The internet is a vast treasure trove of knowledge. But it is fleeting and there are no guarantees that the content you like will be there in the future. If you can't afford to lose that content, you can use a web archiving tool to store a copy of the web page.
Many people use read-later services for saving web articles. These apps work best with text-based content and do not handle complicated webpage designs or media properly. Want some more control?
Let's see how you can create a clone of Instapaper or Pocket in your computer without losing any web page asset.
ArchiveBox is an Open Source solution that can help you host your own alternative to an archiving service like the Wayback Machine. You don't give up your privacy or stay locked in a service you cannot control.

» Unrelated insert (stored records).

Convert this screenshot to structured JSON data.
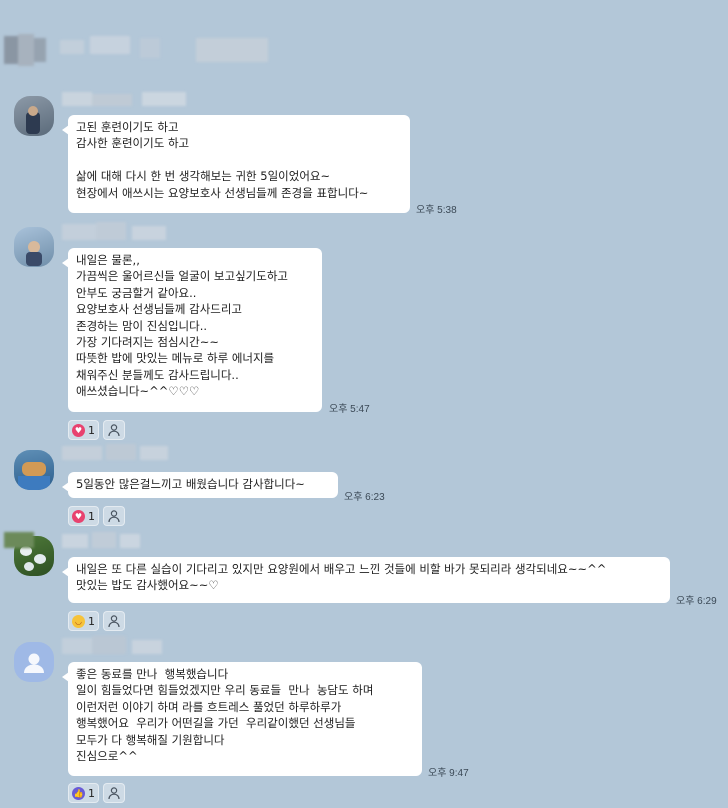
{
  "chat": {
    "messages": [
      {
        "id": "m1",
        "lines": "고된 훈련이기도 하고\n감사한 훈련이기도 하고\n\n삶에 대해 다시 한 번 생각해보는 귀한 5일이었어요~\n현장에서 애쓰시는 요양보호사 선생님들께 존경을 표합니다~",
        "time": "오후 5:38"
      },
      {
        "id": "m2",
        "lines": "내일은 물론,,\n가끔씩은 울어르신들 얼굴이 보고싶기도하고\n안부도 궁금할거 같아요..\n요양보호사 선생님들께 감사드리고\n존경하는 맘이 진심입니다..\n가장 기다려지는 점심시간~~\n따뜻한 밥에 맛있는 메뉴로 하루 에너지를\n채워주신 분들께도 감사드립니다..\n애쓰셨습니다~^^♡♡♡",
        "time": "오후 5:47",
        "reaction": {
          "emoji": "heart",
          "count": "1"
        }
      },
      {
        "id": "m3",
        "lines": "5일동안 많은걸느끼고 배웠습니다 감사합니다~",
        "time": "오후 6:23",
        "reaction": {
          "emoji": "heart",
          "count": "1"
        }
      },
      {
        "id": "m4",
        "lines": "내일은 또 다른 실습이 기다리고 있지만 요양원에서 배우고 느낀 것들에 비할 바가 못되리라 생각되네요~~^^\n맛있는 밥도 감사했어요~~♡",
        "time": "오후 6:29",
        "reaction": {
          "emoji": "laugh",
          "count": "1"
        }
      },
      {
        "id": "m5",
        "lines": "좋은 동료를 만나  행복했습니다\n일이 힘들었다면 힘들었겠지만 우리 동료들  만나  농담도 하며\n이런저런 이야기 하며 라를 흐트레스 풀었던 하루하루가\n행복했어요  우리가 어떤길을 가던  우리같이했던 선생님들\n모두가 다 행복해질 기원합니다\n진심으로^^",
        "time": "오후 9:47",
        "reaction": {
          "emoji": "thumbs-up",
          "count": "1"
        }
      }
    ]
  },
  "colors": {
    "background": "#b3c7d8",
    "bubble": "#ffffff",
    "heart": "#e8426f",
    "laugh": "#f6c33a",
    "thumbs": "#6a5bd6"
  }
}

It takes the list of URLs you want to archive and creates a local, browsable HTML clone of the content in multiple formats. It includes local copies in HTML, a screenshot of the page, a PDF file, and WARC (Web ARChive).
These copies stay with you even if the original webpage disappears in the future.
ArchiveBox is written in Python 3. It also uses dependencies like Wget, Headless Chrome, Youtube-dl, and other Unix tools to save the webpage. You don't need a constantly running backend server. Just run it each time you want to import new links and update the static output.
Once the archiving completes, you can open the generated output/index.html in your browser to view the archive.
Advantages of ArchiveBox
It archives the links in several file formats that work as backups.
It tries to retain the original webpage using sophisticated capturing methods.
Has the ability to automatically extract the content and save them to a single folder.
It also provides a simple, command-line interface to deal with multiple links, feeds, and bookmarks. You have to set it once and run it on a schedule to archive newer links.
Disadvantages of ArchiveBox
ArchiveBox extracts all the assets from the webpage. It consumes significant disk space and is CPU intensive.
The app requires three or more dependencies beyond Python 3.5. It takes trial-and-error to make these components work together.
The app does not completely support Windows OS. You have to install Docker or enable Windows Subsystem for Linux (WSL). Even then some features may or may not work.
Supported Operating Systems
ArchiveBox officially supports the following operating systems:
macOS: 10.12 Sierra with Homebrew.
Linux: Ubuntu, Debian (with APT). The app may (or may not) work in distros like Fedora, CentOS, SUSE, Arch, and more.
BSD: FreeBSD, OpenBSD, NetBSD (with pkg).